秦野市の岩淵さんに、秦野市における環境と経済の統合事業(環境コミュニティ・ビジネス)を考えるにあたり、現状と動向、課題について、情報提供と問題提起をしてもらい、学生とともに環境コミュニティ・ビジネスの方向性を考えるという趣向だ。
岩淵さんの話は刺激的だった。まず、秦野市の農業の就業人口が、すごい勢いで減少している。宅地化や後継者不足であろうが、秦野の地名の由来である“畑”の急激な減少には驚くばかりだ。野生生物による鳥獣被害が農家のやる気を損ねていることもあるらしい。
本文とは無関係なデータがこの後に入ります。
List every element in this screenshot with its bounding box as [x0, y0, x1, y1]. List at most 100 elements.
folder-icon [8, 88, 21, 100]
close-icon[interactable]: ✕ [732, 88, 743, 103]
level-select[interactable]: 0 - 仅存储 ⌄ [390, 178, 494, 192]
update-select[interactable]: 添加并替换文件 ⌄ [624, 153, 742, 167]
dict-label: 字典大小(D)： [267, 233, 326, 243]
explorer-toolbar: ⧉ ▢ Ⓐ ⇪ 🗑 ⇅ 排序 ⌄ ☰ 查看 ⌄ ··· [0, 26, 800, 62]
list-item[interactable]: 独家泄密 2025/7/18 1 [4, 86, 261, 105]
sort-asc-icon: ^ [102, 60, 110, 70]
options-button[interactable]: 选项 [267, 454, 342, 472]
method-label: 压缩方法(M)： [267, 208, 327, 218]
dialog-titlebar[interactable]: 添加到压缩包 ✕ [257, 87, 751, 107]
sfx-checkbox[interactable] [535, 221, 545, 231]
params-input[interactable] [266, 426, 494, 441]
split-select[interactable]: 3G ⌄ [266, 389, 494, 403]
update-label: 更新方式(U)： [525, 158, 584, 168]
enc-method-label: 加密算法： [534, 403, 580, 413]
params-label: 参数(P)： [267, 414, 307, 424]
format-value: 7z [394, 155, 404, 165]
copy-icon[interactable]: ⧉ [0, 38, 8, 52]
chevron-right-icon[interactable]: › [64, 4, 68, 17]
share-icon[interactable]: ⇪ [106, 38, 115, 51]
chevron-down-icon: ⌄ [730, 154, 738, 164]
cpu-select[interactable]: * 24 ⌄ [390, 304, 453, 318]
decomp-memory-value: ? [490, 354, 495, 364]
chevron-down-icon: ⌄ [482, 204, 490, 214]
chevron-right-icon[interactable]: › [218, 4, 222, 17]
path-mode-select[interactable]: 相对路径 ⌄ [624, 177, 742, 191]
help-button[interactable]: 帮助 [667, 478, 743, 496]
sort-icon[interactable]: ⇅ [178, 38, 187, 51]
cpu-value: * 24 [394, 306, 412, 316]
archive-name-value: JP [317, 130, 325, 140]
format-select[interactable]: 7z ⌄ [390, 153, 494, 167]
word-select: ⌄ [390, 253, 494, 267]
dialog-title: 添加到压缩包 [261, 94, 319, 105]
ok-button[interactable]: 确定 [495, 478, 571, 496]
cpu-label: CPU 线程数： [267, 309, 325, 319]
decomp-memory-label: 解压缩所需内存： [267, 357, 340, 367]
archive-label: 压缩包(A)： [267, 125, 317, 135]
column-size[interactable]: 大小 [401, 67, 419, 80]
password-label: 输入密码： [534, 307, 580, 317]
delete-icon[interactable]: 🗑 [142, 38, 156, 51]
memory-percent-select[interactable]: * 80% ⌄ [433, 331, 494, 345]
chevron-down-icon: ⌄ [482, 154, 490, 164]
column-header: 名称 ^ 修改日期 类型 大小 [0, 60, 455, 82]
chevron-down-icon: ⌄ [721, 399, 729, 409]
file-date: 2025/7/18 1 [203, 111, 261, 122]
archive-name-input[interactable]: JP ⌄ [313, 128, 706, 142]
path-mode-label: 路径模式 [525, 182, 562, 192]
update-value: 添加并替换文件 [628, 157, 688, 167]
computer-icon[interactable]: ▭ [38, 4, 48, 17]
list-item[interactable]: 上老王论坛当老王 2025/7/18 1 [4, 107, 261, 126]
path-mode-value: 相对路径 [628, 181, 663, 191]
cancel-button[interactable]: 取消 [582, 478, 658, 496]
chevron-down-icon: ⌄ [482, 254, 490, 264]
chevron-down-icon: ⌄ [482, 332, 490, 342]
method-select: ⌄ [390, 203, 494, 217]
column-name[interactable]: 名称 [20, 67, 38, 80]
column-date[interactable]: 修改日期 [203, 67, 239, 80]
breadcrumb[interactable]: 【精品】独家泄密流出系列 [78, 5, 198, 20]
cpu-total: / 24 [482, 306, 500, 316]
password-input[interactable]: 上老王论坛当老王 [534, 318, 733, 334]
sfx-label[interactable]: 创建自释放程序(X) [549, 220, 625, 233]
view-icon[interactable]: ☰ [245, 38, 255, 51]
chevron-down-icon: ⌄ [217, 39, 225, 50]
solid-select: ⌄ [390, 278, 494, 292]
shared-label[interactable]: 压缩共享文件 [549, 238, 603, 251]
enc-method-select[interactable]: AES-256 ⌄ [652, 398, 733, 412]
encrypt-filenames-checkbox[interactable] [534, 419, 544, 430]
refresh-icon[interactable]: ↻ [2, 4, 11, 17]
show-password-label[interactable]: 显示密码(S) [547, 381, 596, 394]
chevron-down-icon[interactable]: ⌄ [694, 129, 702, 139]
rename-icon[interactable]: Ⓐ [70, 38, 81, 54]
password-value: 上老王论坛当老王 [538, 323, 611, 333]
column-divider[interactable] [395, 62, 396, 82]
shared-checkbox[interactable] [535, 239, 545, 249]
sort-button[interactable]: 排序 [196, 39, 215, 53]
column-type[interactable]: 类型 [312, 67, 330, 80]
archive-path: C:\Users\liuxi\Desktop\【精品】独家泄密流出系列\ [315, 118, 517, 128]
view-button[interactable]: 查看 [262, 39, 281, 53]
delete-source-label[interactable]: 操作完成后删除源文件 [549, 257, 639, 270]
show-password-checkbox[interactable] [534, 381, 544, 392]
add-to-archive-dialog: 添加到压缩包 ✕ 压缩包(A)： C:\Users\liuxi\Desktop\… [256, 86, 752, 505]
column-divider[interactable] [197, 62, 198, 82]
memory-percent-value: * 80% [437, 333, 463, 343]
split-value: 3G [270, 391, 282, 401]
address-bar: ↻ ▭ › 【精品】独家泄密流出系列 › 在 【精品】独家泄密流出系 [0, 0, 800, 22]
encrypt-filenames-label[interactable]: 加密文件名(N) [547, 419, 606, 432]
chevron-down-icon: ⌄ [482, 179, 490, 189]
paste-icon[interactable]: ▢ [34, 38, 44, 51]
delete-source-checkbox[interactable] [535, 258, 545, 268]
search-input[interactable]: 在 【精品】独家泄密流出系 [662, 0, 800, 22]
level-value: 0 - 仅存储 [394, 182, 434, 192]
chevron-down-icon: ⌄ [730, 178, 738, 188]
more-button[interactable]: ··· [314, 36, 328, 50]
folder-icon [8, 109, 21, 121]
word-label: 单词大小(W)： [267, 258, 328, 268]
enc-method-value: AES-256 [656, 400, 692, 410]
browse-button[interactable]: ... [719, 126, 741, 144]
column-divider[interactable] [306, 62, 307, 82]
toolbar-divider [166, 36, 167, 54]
一方、増えているのが観光客である。自然志向や高齢者の登山ブームで、丹沢山系への登山客が増加しているためである。この観光客をターゲットにして、地元の農産物を食してもらったり、お土産物にしてもらうことで、衰退する農業に刺激を与えることが考えられる。
受講学生の1人は、秦野の鳥獣被害とその駆除に驚いていた。野生生物を殺さずに、共存しながら、地域経済を活性化する方向性を検討したいという。難しい課題だが、駆除以外の解決策をもっと考えなければならない。
折しも、IT関連企業が秦野市をフィールドとして、生物多様性をテーマにしたCSR事業を開始する予定である。IT等の人間の持つ技術を、野生生物との共存にもっと活用したいものだ。そうした新技術と地域住民や地元大学生のマンパワーが融合する方向性を描いていきたい。